Focus sur le gendarme impuissant du commerce mondial, mais aussi sur l'économie russe, le nouveau chapitre indonésien et l'industrie de la défense

BLOCS#12 Bonjour, nous sommes le mercredi 21 février et voici le douzième épisode de votre condensé d’actualité utile sur le commerce international. Suivez-nous également sur LinkedIn.

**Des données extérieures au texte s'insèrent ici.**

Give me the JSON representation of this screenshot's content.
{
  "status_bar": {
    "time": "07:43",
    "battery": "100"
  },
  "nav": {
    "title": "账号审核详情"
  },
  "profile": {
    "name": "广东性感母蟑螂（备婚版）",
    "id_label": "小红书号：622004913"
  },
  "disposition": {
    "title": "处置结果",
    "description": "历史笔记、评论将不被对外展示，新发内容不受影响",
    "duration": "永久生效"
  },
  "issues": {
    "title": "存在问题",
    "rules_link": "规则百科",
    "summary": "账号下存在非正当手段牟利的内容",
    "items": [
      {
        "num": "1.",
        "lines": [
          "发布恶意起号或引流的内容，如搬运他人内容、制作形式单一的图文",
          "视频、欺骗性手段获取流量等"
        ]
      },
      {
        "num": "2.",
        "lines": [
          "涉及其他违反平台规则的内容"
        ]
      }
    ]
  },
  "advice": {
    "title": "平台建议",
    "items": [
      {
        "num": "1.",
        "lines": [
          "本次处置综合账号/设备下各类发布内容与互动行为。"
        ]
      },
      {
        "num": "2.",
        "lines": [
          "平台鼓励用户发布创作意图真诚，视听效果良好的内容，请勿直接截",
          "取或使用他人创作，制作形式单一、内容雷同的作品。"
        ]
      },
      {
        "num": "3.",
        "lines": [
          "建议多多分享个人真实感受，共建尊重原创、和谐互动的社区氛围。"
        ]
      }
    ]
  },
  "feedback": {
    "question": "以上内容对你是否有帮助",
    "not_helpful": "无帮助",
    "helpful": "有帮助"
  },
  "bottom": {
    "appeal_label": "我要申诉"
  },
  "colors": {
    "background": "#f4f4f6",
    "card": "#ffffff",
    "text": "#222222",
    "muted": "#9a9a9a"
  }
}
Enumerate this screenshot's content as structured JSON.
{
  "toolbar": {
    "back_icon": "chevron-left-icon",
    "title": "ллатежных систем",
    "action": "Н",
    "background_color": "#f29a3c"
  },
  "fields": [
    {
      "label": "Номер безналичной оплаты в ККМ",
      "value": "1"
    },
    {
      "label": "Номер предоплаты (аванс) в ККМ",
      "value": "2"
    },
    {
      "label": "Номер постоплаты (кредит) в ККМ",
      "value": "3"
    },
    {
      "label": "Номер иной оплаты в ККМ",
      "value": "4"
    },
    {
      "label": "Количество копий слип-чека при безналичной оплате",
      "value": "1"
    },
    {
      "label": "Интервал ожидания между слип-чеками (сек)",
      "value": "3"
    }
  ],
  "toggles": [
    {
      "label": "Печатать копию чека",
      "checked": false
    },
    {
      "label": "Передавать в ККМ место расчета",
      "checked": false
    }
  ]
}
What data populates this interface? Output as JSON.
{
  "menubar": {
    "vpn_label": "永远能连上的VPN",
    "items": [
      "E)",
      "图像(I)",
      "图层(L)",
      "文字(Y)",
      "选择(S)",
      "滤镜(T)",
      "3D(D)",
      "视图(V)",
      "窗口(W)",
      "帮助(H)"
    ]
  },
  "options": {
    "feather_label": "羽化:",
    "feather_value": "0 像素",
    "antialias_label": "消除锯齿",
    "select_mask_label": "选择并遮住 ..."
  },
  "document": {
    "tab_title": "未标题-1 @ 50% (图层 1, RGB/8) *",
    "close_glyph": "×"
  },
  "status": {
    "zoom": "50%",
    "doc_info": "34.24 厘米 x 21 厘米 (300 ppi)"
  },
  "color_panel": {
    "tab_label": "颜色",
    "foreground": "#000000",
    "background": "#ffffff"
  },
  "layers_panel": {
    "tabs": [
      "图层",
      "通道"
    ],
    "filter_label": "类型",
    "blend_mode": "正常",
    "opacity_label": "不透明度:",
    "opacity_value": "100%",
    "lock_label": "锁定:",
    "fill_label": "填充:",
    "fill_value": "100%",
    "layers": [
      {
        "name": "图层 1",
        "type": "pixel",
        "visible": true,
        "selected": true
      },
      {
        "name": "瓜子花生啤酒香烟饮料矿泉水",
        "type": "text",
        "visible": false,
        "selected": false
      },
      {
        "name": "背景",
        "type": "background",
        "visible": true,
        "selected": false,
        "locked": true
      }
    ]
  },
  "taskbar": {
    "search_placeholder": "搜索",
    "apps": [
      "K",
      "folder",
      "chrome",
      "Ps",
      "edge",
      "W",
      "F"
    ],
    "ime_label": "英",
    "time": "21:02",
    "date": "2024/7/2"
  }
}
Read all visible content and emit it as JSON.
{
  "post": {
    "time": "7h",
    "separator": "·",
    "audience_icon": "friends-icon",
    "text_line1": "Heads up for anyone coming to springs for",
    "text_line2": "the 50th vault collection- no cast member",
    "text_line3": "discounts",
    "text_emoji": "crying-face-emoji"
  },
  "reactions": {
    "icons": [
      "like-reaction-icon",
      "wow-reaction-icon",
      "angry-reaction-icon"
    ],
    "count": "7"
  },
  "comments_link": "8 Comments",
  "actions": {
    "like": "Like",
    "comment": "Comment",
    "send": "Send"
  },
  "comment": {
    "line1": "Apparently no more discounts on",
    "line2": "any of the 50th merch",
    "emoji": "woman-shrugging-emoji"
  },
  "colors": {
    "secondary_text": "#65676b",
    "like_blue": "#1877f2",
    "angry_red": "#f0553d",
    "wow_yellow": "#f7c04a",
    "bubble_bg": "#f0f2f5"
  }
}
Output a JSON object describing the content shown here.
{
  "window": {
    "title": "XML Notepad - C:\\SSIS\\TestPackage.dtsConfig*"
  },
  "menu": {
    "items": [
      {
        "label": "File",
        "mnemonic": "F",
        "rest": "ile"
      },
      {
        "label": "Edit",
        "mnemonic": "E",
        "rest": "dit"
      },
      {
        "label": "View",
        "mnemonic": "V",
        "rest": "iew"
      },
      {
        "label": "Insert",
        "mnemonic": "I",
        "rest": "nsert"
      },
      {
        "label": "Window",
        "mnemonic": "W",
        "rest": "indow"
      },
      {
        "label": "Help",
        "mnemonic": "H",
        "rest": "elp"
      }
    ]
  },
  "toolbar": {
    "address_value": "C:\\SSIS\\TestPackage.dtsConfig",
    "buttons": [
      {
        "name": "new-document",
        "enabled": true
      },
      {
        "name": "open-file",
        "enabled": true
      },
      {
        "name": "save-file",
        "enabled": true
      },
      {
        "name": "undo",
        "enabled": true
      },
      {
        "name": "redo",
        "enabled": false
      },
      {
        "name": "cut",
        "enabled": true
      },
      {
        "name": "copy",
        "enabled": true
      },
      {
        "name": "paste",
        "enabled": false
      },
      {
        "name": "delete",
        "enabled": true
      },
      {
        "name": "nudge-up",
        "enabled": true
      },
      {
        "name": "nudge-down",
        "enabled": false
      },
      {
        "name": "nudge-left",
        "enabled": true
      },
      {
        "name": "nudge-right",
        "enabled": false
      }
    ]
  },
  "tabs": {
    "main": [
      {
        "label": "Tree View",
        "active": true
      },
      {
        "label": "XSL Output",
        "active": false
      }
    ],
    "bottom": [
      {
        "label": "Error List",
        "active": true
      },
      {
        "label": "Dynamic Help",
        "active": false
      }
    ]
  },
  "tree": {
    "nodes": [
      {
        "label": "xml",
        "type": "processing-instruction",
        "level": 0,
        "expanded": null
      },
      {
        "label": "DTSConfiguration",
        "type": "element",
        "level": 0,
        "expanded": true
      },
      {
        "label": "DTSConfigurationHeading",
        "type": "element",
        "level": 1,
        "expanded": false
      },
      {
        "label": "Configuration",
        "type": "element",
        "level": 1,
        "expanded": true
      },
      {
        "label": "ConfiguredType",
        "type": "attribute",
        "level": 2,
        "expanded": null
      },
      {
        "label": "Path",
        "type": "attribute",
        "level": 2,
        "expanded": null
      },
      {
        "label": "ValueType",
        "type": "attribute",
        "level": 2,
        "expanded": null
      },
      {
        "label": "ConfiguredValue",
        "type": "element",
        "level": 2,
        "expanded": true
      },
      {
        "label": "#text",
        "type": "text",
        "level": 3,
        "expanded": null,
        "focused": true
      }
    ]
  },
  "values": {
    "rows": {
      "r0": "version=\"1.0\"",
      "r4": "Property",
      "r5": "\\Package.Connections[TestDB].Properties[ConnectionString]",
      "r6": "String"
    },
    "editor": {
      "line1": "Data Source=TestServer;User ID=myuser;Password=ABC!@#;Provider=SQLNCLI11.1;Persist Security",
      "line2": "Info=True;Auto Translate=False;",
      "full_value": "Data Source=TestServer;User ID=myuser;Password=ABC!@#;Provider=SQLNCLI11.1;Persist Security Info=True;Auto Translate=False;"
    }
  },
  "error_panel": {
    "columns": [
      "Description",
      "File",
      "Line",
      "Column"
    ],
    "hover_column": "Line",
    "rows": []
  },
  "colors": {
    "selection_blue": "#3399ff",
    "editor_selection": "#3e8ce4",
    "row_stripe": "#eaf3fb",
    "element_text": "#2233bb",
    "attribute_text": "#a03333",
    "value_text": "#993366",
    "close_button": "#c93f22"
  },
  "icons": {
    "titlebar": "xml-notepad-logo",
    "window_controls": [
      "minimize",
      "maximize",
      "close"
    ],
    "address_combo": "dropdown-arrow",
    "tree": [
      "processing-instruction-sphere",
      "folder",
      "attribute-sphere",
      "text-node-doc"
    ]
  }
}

BLOCS PASSE À L’IMAGE ! □ Nous sommes heureux de vous annoncer le lancement de 100% Europe, une émission politique interactive présentée par notre co-fondateur, Mathieu Solal, avec l’objectif de remettre l’UE au coeur de la campagne des élections européennes de juin prochain. 

BLOCS s’associe à la première de cette émission, prévue ce vendredi à 11h, et qui sera centrée sur le commerce international, avec notamment la participation de l’eurodéputée MoDem Marie-Pierre Vedrenne. Posez-lui vos questions dès maintenant, découvrez les autres invités et regardez l’émission en direct vendredi en cliquant ici.


Super-bloc

À la veille de sa 13ème conférence ministérielle, l’Organisation mondiale du commerce (OMC) apparaît en piteux état. Victime d’un monde de plus en plus protectionniste et conflictuel, cette institution genevoise autrefois vectrice du développement du libre-échange et dont les règles continuent de régir 75% du commerce international, peine à se réinventer. Explications.

Ngozi Okonjo-Iweala, directrice générale de l'OMC ©OMC/Bryan LehmannNgozi Okonjo-Iweala, directrice générale de l'OMC ©OMC/Bryan Lehmann

MOROSITÉ □ Les ministres des 164 États membres de l’Organisation Mondiale du Commerce (OMC) se réunissent à Abou Dhabi (Émirats arabes unis), du 26 au 29 février, pour la 13ème conférence ministérielle de l’institution.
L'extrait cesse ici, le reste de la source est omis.